Last week Babes was out of school for the National Holidays.  I was pretty excited I had a whole week with my cutie patootie, all by ourselves (not only was it a holiday, but DH was out of town)!  I had plans to be girlie, but first we set out for exploring.  I've been wanting to go to the Botanical Gardens for awhile now, Babes loves flowers and it seemed like just the place for her.  After checking on my trusty Google Maps, I decided NOT to take the bus (2 1/2 hours!  YIKES) and decided to drive myself (24 minutes!). Well, let's just say that between construction and non-existent roads it took us 3 hours to get there.  Babes was great, she was pretty patient, only pulling out her old lady of endless suffering routine once or twice.  What was so endlessly frustrating is that we were really RIGHT THERE, circling around it for over an hour!  A left instead of a right and we could have saved ourselves so much pain.  But that's neither here nor there.
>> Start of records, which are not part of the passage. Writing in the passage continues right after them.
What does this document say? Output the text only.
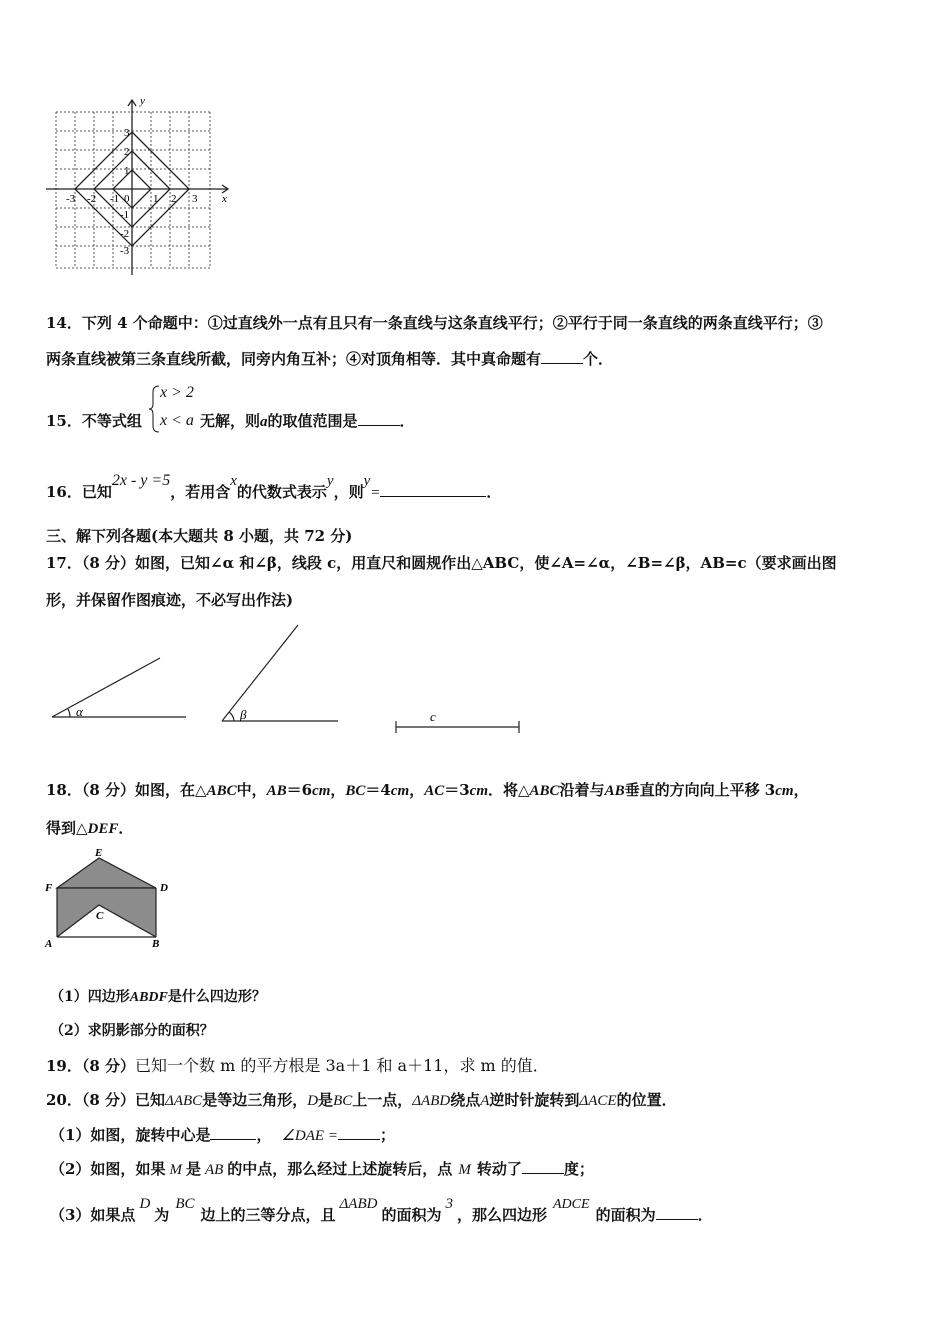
y
x
-3 -2 -1 0 1 2 3
3
2
1
-1
-2
-3
14．下列 4 个命题中：①过直线外一点有且只有一条直线与这条直线平行；②平行于同一条直线的两条直线平行；③
两条直线被第三条直线所截，同旁内角互补；④对顶角相等．其中真命题有	个．
15．不等式组
x > 2
x < a 无解，则a的取值范围是	．
16．已知2x - y =5，若用含x的代数式表示y，则y=	．
三、解下列各题(本大题共 8 小题，共 72 分)
17．（8 分）如图，已知∠α 和∠β，线段 c，用直尺和圆规作出△ABC，使∠A=∠α，∠B=∠β，AB=c（要求画出图
形，并保留作图痕迹，不必写出作法)
α	β	c
18．（8 分）如图，在△ABC中，AB＝6cm，BC＝4cm，AC＝3cm．将△ABC沿着与AB垂直的方向向上平移 3cm，
得到△DEF．
E
F	D
C
A	B
（1）四边形ABDF是什么四边形？
（2）求阴影部分的面积？
19．（8 分）已知一个数 m 的平方根是 3a＋1 和 a＋11，求 m 的值．
20．（8 分）已知ΔABC是等边三角形，D是BC上一点，ΔABD绕点A逆时针旋转到ΔACE的位置．
（1）如图，旋转中心是	， ∠DAE =	；
（2）如图，如果 M 是 AB 的中点，那么经过上述旋转后，点 M 转动了	度；
（3）如果点D为BC边上的三等分点，且ΔABD的面积为3，那么四边形ADCE的面积为	．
The gardens are stunning!  We were unfortunately not in the right season for a lot of flowers, we must have just missed the lotus blossoms, and were a little too early to smell the Osmanthus, but the gardens were quiet and ethereal none the less.  I wish I was a better photographer, the late September light, as it slanted through the trees and sparkled off the water was inspiring.  I kept expecting to run into a fairy or sprite as we wandered through the trees and across the bridges.


And oh!  The bridges, if I were a painter I'd exclusively paint bridges.  I love the symbolism of the bridge, spanning the space between.  You are not on water, you are not on dry ground, but somewhere in between.  Every bridge, every pavilion we came across seemed prettier than the last.  I can't wait to go back again (hopefully this time with better directions).



Oh, and one good thing about getting lost, we found this awesome bridge just outside of the butt end of the Moshan park.  Supposedly a rebellion was put down on this spot with a skillfully placed arrow, and they built a bridge to commemorate it.  The archer though is impressive, it looks as if he is rising up out of the water to fire an arrow into the heart of the mountain.